In June, the Republican publicly criticized Donald Trump’s scheme to overturn the 2020 election, and the comments were not well received on the right. A few months later, Pence swung in the opposite direction and denounced scrutiny of the Jan. 6 attack, making conservatives happy anew.
A few months after that, Pence again criticized the former president’s anti-election plan, only to swing back again soon after, defending the Republican National Committee’s controversial “legitimate political discourse” rhetoric.
The pattern suggested it was time for the former vice president to say something the right would find provocative again, which as NBC News reported, is what happened on Friday night.
Former Vice President Mike Pence told GOP donors Friday night that the party “cannot win by fighting yesterday’s battles,” while also strongly condemning apologists for Russian President Vladimir Putin. The remarks, at a Republican National Committee event in New Orleans, created further distance between him and former President Donald Trump.
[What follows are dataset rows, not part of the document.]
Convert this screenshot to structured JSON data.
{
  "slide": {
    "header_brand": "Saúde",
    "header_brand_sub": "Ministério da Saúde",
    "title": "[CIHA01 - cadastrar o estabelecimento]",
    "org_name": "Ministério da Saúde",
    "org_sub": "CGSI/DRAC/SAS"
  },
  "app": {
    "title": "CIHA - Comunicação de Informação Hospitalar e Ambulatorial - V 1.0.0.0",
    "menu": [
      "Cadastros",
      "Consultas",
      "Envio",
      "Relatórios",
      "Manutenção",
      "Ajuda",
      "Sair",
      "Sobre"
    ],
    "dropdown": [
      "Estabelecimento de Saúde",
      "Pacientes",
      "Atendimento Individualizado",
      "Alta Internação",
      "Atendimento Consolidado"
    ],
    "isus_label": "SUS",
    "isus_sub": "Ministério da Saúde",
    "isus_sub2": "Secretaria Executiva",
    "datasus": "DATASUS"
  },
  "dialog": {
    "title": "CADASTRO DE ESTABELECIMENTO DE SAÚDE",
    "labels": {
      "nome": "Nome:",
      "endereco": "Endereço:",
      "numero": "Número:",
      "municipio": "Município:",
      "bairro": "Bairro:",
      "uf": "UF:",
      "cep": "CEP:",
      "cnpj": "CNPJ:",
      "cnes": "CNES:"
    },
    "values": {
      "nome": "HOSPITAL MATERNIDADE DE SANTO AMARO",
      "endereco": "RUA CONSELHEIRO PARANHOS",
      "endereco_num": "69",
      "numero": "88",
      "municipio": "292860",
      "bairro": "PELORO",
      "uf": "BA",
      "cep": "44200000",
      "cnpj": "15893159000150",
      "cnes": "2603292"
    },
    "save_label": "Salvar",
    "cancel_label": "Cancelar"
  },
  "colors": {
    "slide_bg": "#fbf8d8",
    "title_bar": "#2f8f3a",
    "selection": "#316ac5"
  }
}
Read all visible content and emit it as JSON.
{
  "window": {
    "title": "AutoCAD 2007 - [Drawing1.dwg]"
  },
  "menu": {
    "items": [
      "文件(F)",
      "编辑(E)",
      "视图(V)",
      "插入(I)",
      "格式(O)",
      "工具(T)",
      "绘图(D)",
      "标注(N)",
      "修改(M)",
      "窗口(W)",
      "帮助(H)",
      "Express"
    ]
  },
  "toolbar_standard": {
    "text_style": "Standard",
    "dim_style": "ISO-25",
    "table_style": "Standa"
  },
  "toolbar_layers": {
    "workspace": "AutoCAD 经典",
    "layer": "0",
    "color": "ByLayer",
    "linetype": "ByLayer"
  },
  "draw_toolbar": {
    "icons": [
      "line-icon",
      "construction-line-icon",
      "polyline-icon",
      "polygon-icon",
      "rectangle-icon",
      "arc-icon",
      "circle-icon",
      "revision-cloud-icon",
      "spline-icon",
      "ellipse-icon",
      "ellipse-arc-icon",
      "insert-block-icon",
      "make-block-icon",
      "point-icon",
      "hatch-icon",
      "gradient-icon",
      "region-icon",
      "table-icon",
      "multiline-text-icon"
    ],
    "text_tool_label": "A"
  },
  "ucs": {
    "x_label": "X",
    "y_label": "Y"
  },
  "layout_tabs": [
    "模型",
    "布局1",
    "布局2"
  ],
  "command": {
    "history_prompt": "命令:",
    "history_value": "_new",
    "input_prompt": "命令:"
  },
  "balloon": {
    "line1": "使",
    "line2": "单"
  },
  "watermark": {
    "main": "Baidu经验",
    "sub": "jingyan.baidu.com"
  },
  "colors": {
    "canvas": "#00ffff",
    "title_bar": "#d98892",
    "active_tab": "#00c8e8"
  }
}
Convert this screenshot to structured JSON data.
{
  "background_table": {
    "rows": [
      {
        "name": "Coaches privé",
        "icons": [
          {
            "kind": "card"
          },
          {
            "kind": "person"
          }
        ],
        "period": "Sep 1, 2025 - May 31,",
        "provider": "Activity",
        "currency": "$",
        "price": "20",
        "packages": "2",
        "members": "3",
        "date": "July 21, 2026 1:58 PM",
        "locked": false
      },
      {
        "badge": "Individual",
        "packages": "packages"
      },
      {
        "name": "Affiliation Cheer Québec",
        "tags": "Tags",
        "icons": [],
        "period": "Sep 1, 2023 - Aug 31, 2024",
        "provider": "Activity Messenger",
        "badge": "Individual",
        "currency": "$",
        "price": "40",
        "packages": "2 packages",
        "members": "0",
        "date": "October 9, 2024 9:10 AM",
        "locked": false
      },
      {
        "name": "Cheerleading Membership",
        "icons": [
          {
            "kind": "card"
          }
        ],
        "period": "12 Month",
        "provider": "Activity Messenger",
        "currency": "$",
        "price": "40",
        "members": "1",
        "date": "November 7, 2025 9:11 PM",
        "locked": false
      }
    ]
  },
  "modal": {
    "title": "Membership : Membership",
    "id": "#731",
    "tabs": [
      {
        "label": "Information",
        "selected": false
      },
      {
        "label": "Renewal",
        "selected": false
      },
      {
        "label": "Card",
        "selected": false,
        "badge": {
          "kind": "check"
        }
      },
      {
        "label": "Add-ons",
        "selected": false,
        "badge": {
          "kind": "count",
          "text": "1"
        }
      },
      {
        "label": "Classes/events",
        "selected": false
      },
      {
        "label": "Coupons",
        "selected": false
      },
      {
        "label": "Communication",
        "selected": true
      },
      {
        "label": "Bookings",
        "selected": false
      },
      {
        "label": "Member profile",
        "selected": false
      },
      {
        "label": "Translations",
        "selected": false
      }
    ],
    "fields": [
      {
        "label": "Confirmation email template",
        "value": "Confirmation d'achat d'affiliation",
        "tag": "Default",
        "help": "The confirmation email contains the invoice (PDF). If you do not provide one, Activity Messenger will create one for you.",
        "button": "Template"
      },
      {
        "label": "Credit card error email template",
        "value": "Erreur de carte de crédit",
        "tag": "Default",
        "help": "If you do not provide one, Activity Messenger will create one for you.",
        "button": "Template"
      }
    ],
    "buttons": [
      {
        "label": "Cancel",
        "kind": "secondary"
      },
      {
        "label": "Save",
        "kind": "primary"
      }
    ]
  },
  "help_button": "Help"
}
On the heels of Trump praising Putin as “genius” and “savvy” as Russia’s invasion of Ukraine got underway, Pence declared on Friday night, “There is no room in this party for apologists for Putin. There is only room for champions of freedom.”
He added, “Elections are about the future. My fellow Republicans, we can only win if we are united around an optimistic vision for the future based on our highest values. We cannot win by fighting yesterday’s battles, or by relitigating the past.”
Pence didn’t mention his former boss by name, but he didn’t have to: There’s really only one national GOP leader who’s eager to relitigate the past and serve as a Putin apologist.
There’s no great mystery behind the rhetoric. The former vice president, eyeing another bid for national office, is trying to establish a distinct political identity: Pence, we’re supposed to believe, is effectively Trump without all the affection for the Kremlin.